PHILADELPHIA

Philadelphia Jews Say Israel’s 60th is No Time to Celebrate

Organizers Commemorate Palestinian Displacement at “Israel 60″ Parade and Festival

PHILADELPHIA, PA — On Sunday, May 18, 2008, anti-zionist Jews from across the Philadelphia area protested the Jewish Federation of Greater Philadelphia’s “Israel 60 Parade and Festival” under the banner of “No Time to Celebrate.” Activists wore all black and held signs reading “60 years of Ethnic Cleansing – No Time to Celebrate” and “Philadelphia’s Jews Remember the Nakba.”

Activists lined the Israel 60 parade route and demonstrated their position of dissent from within the Jewish community. In addition to holding signs and chanting, the activists also held the image of Handala – the character created by Palestinian artist Naji Al-Ali who represents the struggle of Palestinian refugees. Protester Hannah Mermelstein explained, “The Nakba that began in 1948 continues today. Even thought the Jewish Federation of Greater Philadelphia claims “one city, one celebration”, we are here to let participants and organizers of the Israel 60 Parade and Festival know that there has never been Jewish consensus around Israel. We support Palestinian people’s right to return, individually and collectively, to the homes they lost in 1948 and in the violent decades since then.”

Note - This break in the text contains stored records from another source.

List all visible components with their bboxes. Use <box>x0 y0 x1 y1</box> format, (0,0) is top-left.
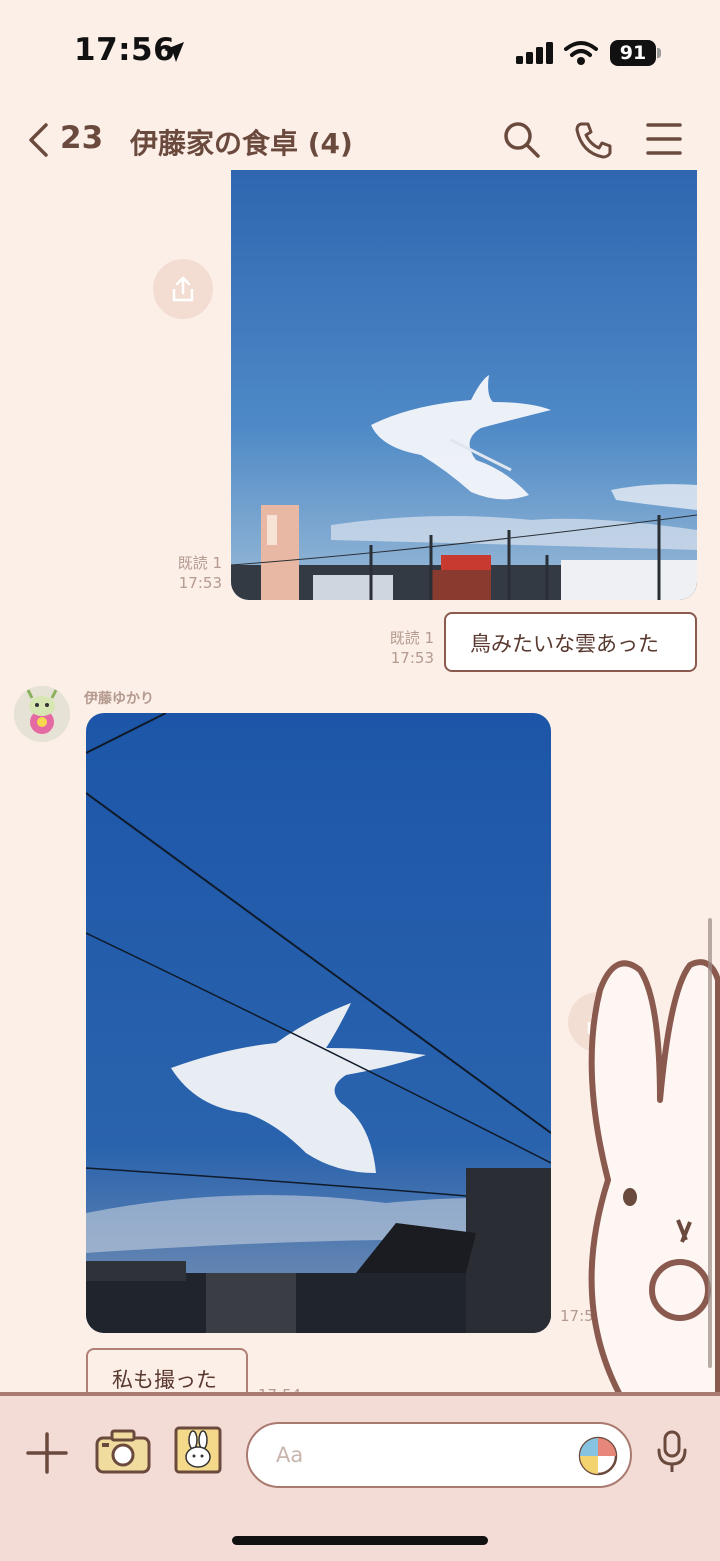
emoji-icon[interactable] <box>578 1436 618 1476</box>
chat-header: 23 伊藤家の食卓 (4) <box>0 100 720 180</box>
read-receipt: 既読 1 <box>389 629 434 647</box>
wifi-icon <box>564 41 598 65</box>
sender-name: 伊藤ゆかり <box>84 691 154 707</box>
avatar-image <box>14 686 70 742</box>
back-icon[interactable] <box>26 122 52 158</box>
back-unread-count[interactable]: 23 <box>60 120 103 156</box>
message-input[interactable] <box>246 1422 632 1488</box>
share-button-photo-1[interactable] <box>153 259 213 319</box>
status-time: 17:56 <box>74 32 176 68</box>
message-time: 17:53 <box>390 649 434 667</box>
menu-icon[interactable] <box>646 122 682 156</box>
call-icon[interactable] <box>574 120 614 160</box>
chat-title[interactable]: 伊藤家の食卓 (4) <box>130 122 353 162</box>
plus-icon[interactable] <box>26 1432 68 1474</box>
outgoing-text-bubble[interactable]: 鳥みたいな雲あった <box>444 612 697 672</box>
read-receipt: 既読 1 <box>177 554 222 572</box>
message-meta-2: 既読 1 17:53 <box>380 628 434 668</box>
message-input-bar <box>0 1392 720 1561</box>
photo-sky-bird-cloud <box>231 170 697 600</box>
search-icon[interactable] <box>502 120 542 160</box>
incoming-photo-message[interactable] <box>86 713 551 1333</box>
battery-indicator: 91 <box>610 40 656 66</box>
sticker-icon[interactable] <box>174 1426 222 1474</box>
message-meta-1: 既読 1 17:53 <box>170 553 222 593</box>
status-bar: 17:56 91 <box>0 0 720 100</box>
photo-sky-bird-cloud-2 <box>86 713 551 1333</box>
message-text-field[interactable] <box>276 1438 566 1472</box>
bunny-background-illustration <box>588 959 720 1395</box>
camera-icon[interactable] <box>94 1428 152 1476</box>
share-icon <box>172 276 194 302</box>
mic-icon[interactable] <box>656 1430 688 1474</box>
message-time: 17:53 <box>178 574 222 592</box>
outgoing-photo-message[interactable] <box>231 170 697 600</box>
sender-avatar[interactable] <box>14 686 70 742</box>
location-arrow-icon <box>164 42 184 62</box>
signal-icon <box>516 42 553 64</box>
battery-tip <box>657 48 661 58</box>
scroll-indicator[interactable] <box>708 918 712 1368</box>
home-indicator[interactable] <box>232 1536 488 1545</box>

The protestors brought attention to the history of Palestinian dispossession. While many in the world celebrate Israel 60, Palestinians around the world mourn 60 years since the Nakba – Arabic for “catastrophe” – of 1948. Sixty years ago, Zionist militias destroyed over 500 Palestinian villages and made more than 800,000 Palestinian people refugees in order to create a Jewish state in a land where the majority was not Jewish.

According to Israeli Human Rights organization B’Tselem, Palestinians in Gaza, the West Bank, and East Jerusalem are denied access to land, water, healthcare, and other basic resources. Palestinians throughout historic Palestine experience international isolation, economic devastation aided by the erection of a 730-kilometer wall, and continued closures and invasions including the siege of Gaza.

Another protester Adam Horowitz noted, “The Jewish Federation of Greater Philadelphia does not speak for the entire Jewish community. We imagine “independence” and “freedom” outside the bounds of a state based on ethnic exclusivity and dispossession. This is no time to celebrate.


Public Banners Remember the Nakba

PHILADELPHIA, PA — On the mornings of May 18 and 20, 2008, Philadelphia drivers found messages hanging from several bridges leading into the city. Banners read, “Jews remember the Nakba,” “Ethnic cleansing is not a Jewish value,” “U.S. Jews mourn the Palestinian lives and land lost in 1948,” and “Jews say Israeli ‘independence’ = Palestinian dispossession.”